Shame Shame Shame!!!

Information bans

In most of my posts, I indicate the sources of my information. Some sources have been more frequently referred to than others, for instance Glenn Greenwald, the courageous former lawyer who has devoted much of his career to defending free speech and freedom of information.

It was thanks to Glenn Greenwald that I learnt about the Uhuru Movement, which is led by the African People’s Socialist Party (APSP). I smiled when he spoke of them. So they’re still around, I thought, sending a sympathetic thought to them. According to Greenwald, their leaders are now in their seventies and eighties. Back in their heyday, Malcolm X and his ilk were considered slightly ridiculous, but they undoubtedly contributed in a big way to black pride, and in its wake black self-assertion and demands for civil rights.

Now their leaders have just been tried and acquitted on charges of acting as agents of the Russian government to spread pro-Russian propaganda within the USA, because they are as opposed, still, to US militarism, as they were back in the days of the Vietnam war. However, they have been found guilty of conspiring to sow division in American politics. Glenn Greenwald retorts: “I had always thought the purpose of the free speech clause and free press was to create division by challenging things that the government was saying.”

Yes, Glenn Greenwald is undoubtedly an important figure in the US press landscape. Not only there! Europe is a greatly discredited appendage to the “Democratic” USA, and everything that goes in Uncle-Sam-land is copied over here. UK subservience, in particular, is striking. They have no “first amendment” in the UK, and dissident journalists have long been subjected to regular harassment. The recent arrest of Richard Medhurst under Section 12 of the draconian Terrorism Act, however, is not the culmination of UK suppression of a free press, but augurs what many independent reporters warn is incipient totalitarianism.

If soft power and gentle indoctrination fails, harsher methods must be employed, it seems, cf. “1984”.

The banning of Tiktok and of RT are, on the face of it, of a different nature. After all, there is no doubt that Tiktok has Chinese owners, and that RT is funded by the Russian government. I put to you though, regarding Tiktok:

  • The USA is not at war with China.
  • If all companies owned by US, EU or UK citizens were banned in, say, all BRICS countries, I don’t think the USA would be happy.
  • I understand that Tiktok’s software is open source. It can therefore easily be monitored. Tiktok has complied with all US demands, including the banning of all discussion regarding Bin Laden’s post-9/11 letter to the American People.

and regarding RT:

  • True, the USA is at war with Russia, but is that not all the more reason to understand the “enemy’s” rationale and position?
  • RT is not the wolf that ate little Red Riding-hood’s grandmother. It does not pretend to be anything other than an outlet funded and controlled by the Russian state. Anybody who reads RT is fully aware of what he or she is reading.
  • I find, as a rule, that if civil rights are curtailed, some people get very angry. If the powers that be tell me not to read RT news, because they fear that RT may cast aspersions on them, I might be tempted to do just that, i.e. read RT news. That is at least the case if I already suspect that self interest governs the actions of those same powers that be.

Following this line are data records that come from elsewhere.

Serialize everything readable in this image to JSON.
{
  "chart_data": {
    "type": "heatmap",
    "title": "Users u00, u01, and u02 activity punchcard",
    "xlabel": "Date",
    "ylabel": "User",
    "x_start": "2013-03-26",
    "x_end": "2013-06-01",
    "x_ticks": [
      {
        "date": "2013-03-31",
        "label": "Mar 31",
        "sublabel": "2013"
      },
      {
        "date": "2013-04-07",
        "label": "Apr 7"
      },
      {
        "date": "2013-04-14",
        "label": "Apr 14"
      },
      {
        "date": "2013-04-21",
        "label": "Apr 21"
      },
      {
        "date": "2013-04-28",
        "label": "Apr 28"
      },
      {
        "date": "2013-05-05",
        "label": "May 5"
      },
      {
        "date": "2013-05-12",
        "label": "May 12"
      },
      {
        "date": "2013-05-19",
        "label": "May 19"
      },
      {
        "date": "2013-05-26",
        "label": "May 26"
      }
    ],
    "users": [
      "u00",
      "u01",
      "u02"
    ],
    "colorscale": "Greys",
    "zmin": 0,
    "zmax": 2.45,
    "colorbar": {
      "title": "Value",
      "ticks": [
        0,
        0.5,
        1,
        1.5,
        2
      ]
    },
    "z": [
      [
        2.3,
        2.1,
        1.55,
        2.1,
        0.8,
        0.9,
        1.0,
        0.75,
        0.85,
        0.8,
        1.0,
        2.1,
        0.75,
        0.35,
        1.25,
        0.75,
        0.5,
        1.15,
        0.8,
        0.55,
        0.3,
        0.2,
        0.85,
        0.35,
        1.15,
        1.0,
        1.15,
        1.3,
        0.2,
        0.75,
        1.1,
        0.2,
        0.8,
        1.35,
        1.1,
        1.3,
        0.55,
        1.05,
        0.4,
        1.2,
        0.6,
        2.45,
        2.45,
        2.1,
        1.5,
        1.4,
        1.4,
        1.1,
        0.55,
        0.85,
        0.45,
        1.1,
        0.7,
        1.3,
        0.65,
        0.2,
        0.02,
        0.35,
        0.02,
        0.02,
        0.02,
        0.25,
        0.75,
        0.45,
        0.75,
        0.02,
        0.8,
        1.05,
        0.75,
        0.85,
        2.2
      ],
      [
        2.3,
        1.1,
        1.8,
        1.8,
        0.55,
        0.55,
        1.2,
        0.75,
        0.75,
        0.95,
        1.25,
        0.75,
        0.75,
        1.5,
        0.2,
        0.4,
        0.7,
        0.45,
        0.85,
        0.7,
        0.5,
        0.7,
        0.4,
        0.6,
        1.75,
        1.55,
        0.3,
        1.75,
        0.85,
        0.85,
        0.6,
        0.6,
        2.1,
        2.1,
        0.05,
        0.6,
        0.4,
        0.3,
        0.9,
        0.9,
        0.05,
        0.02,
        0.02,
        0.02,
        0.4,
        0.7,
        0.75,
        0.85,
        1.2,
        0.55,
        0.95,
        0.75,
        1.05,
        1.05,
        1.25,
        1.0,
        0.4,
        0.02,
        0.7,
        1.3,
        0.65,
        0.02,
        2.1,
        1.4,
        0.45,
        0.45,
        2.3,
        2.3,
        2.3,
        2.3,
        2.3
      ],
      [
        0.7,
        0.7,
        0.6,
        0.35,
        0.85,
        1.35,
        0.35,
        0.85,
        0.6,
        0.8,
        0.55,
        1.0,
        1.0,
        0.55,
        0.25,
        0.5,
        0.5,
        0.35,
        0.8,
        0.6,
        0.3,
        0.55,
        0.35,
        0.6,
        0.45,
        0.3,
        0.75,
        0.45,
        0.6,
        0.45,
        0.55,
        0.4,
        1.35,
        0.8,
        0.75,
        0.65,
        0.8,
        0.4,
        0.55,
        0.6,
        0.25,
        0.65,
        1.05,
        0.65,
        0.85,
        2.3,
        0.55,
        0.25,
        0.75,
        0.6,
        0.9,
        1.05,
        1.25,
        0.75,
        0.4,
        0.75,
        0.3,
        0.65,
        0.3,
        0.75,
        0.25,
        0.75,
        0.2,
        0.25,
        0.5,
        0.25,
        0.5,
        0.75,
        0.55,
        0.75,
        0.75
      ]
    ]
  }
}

In fact, I have never been particularly impressed with RT and have only occasionally visited their site. They have been far too non-committal for my taste. I cannot remember having used them as a source, until now since the ban. In fact, I find them much improved. They are sharpening their claws.

So all in all, and to be quite clear: The problem with the USA is not the existence of the USA. It’s all US presidential administrations’ insistence on retaining total global supremacy at any cost (including to the climate and not least to the US population), their total disregard for international law, their total disrespect of “the other”, their total (psychopathic) indifference to the suffering in the wake of their decisions, and their mind-numbing hypocrisy.